ÇOMÜ Tarih Bölümü Türkiye Cumhuriyeti Tarihi Ana Bilim Dalı Öğretim Üyesi Borlat, 1. Dünya Savaşı başladıktan sonra Osmanlı Devleti'nin Çanakkale'deki asker sayısının hızla arttığını, özellikle Boğaz Muharebesi sonrasında bir kara savaşı hazırlığı beklendiği için bu sayının 80 binden 100 bine, ardından 200 bine kadar çıktığını belirtti.
Asker sevkinin başlamasıyla Osmanlı Devleti'nin İstanbul'dan ve Anadolu'nun her yerinden Çanakkale'ye asker sevk etmeye başladığını ifade eden Borlat, şunları söyledi:
"Şüphesiz ki gelen bu askerler içinde Filistin bölgesinden gelen askerlerimiz de bulunmaktaydı. Bunların arasında belki de en uzun yolu katederek Çanakkale'ye gelenlerse 16. Tümen askerleriydi. Bu tümen içinde bulunan 47, 48 ve 125. Alaylar, Adana ve Mersin bölgesinden toplanmak suretiyle önce İstanbul'a, oradan da Çanakkale'ye sevk edilmişlerdi. 47. Alay askerlerinin, İstanbul'a kadar uzayan yolculuklarının ardından Çanakkale'de muharebe hattına geldiklerini görüyoruz. 25 Nisan Kara Muharebesi sonrasında düşman ile 4-6 metreye kadar bir mevzi muharebesi içinde yer aldıklarını söyleyebiliriz."

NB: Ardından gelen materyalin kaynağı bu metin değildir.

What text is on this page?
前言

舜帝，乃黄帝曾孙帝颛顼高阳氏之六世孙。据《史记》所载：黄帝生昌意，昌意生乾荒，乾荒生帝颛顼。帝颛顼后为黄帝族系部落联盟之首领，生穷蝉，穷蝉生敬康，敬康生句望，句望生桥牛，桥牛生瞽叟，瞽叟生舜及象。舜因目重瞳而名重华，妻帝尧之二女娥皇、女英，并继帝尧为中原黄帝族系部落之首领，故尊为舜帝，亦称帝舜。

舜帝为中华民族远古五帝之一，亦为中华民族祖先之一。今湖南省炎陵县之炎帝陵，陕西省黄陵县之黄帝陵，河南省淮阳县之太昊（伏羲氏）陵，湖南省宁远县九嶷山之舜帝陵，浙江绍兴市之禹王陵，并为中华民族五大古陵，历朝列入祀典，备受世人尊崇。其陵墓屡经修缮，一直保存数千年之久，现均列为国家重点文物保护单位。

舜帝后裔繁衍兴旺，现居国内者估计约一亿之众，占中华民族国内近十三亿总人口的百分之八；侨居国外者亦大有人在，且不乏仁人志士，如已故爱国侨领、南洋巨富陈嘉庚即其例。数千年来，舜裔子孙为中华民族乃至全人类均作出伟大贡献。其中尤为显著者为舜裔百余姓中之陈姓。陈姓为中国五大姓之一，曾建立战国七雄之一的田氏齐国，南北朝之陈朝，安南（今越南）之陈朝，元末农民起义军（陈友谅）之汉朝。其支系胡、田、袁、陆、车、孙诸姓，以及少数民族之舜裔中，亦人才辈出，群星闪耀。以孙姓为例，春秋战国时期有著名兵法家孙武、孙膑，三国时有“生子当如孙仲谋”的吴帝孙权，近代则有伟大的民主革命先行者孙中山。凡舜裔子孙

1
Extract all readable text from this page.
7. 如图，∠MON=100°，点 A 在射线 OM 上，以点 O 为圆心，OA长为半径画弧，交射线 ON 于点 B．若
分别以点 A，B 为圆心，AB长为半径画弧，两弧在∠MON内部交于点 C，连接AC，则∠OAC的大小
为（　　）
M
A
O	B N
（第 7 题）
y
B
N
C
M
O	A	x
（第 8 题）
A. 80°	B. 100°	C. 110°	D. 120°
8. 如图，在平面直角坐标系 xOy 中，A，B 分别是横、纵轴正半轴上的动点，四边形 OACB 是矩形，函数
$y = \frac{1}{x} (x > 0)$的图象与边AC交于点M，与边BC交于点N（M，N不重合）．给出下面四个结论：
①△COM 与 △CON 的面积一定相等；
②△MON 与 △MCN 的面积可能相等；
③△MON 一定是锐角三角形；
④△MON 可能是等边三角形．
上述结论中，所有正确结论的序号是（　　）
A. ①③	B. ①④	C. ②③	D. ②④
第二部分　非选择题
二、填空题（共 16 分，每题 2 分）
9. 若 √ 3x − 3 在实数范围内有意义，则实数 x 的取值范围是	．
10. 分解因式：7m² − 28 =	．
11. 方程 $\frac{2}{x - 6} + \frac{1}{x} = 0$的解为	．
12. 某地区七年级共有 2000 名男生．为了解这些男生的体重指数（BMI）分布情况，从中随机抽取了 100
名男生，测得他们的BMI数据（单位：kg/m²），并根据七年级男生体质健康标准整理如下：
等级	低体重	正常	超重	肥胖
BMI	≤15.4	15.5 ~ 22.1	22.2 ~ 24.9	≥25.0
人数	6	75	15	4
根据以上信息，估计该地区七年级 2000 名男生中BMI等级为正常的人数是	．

Filistinlilerin düşmanla yakın mesafeden çarpıştığı yere Çanakkale muharebeleri sırasında "Kanlısırt" adı verildiğini anlatan Borlat, "19 Mayıs taarruzu esnasında şu anda bulunduğumuz muharebe hattında 6 saat içinde 2 milyon piyade mermisi harcanıyor. Bu olay esnasında 10 bine yakın zayiat veriyoruz. Bu olaydan sonra şu anda bulunduğumuz hatlara Kanlısırt ismi veriliyor. 19 Mayıs taarruzu ile isimlendirilen Kanlısırt bölgesinde daha çok 47. Alay askerlerinin muharebe ettiğini söyleyebiliriz." diye konuştu.

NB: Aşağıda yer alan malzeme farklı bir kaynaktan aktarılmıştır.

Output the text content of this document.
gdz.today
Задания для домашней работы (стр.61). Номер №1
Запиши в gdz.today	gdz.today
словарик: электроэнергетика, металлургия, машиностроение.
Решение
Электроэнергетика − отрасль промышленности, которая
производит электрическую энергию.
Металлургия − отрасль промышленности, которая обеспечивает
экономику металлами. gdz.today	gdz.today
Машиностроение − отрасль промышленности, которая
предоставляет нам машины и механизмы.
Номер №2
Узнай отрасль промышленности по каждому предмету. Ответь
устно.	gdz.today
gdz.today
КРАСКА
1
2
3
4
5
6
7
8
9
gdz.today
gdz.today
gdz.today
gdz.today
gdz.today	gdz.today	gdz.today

Doç. Dr. Barış Borlat, şu bilgileri verdi:
"Özellikle şu an bulunduğumuz hatlar, 6 Ağustos muharebesi sırasında 47 Alay Komutanı Ahmet Tevfik Bey ile 15. Alay Komutanı İbrahim Şükrü Bey'dir. İki alay komutanının şehit olduğu bir muharebe hattının tam ön hatları içindeyiz. Şu an Çanakkale muharebesi esnasında Osmanlı askeri ile yan yana muharebe eden Filistinli askerlerimizin muharebe ettiği sahadayız, mevzilerin bulunduğu yerin içindeyiz. Sadece bu bölge içinde Arıburnu'nda 47, 57, 72 ve 77. Alaylar'da Filistin-Kudüs bölgesinden askerlerimiz de görev almışlardı. Arıburnu bölgesi hattı içinde 50'den fazla şehit verdiklerini söyleyebiliriz. Bulunduğumuz yerin arkasında bulunan Kesikdere, Çataldere ve Mutfakdere içindeki şehitliklerimizde yatıyorlar."
"Ölümün muhakkak olduğu bir muharebe hattı içinde yer aldılar"
Birlikler içine dağıldıkları için Filistinlilerin sayısının bine yaklaştığını anlatan Borlat, sözlerine şöyle devam etti:
"Seferberlik esnasındaki asker kayıt defterlerinde sayı çok daha yüksek. Şu anda Filistin-Kudüs diye kastettiğimiz yerin, 1915-1916'daki taksimatında Filistin bölgesi ve çevresindeki yerleşim alanları da katıldığında Çanakkale bölgesindeki şehit sayısının 50'den fazla olduğunu söylemekte fayda var. Milli Savunma Bakanlığının 'Şehitlerimiz' listesinde kastedilen bölümde Kudüs diye aradığımızda çıkan sayı 50 ancak yerleşim yerleri, idari bölümlerin değişmesinden dolayı bu sayının çok daha fazla olduğunu söyleyebiliriz. Çanakkale bölgesindeki Filistinli askerlerin en fazla muharebe ettiği, en fazla şehit olduğu yer Arıburnu bölgesidir. Arıburnu bölgesinin özelliği şu; taraflar arasındaki mesafenin 4 metreye kadar düştüğü, Atatürk'ün tabiriyle ölümün muhakkak olduğu bir muharebe hattı içinde yer aldılar."
Filistinli şehitlerin isimleri, kendi bölgelerindeki unvanlarının kayıtlarda yer aldığını ifade eden Borlat, "Tek tek şunu söyleyebiliriz, hangi asker hangi tarihte nerede şehit oldu, cephe gerisinde nerede bulundular ve hangi şehitliğe gömüldüler bu bilgilere ulaşabiliriz ancak bireysel kahramanlık ya da bireysel olarak bir isimleşmenin tespiti çok zor görülüyor." dedi.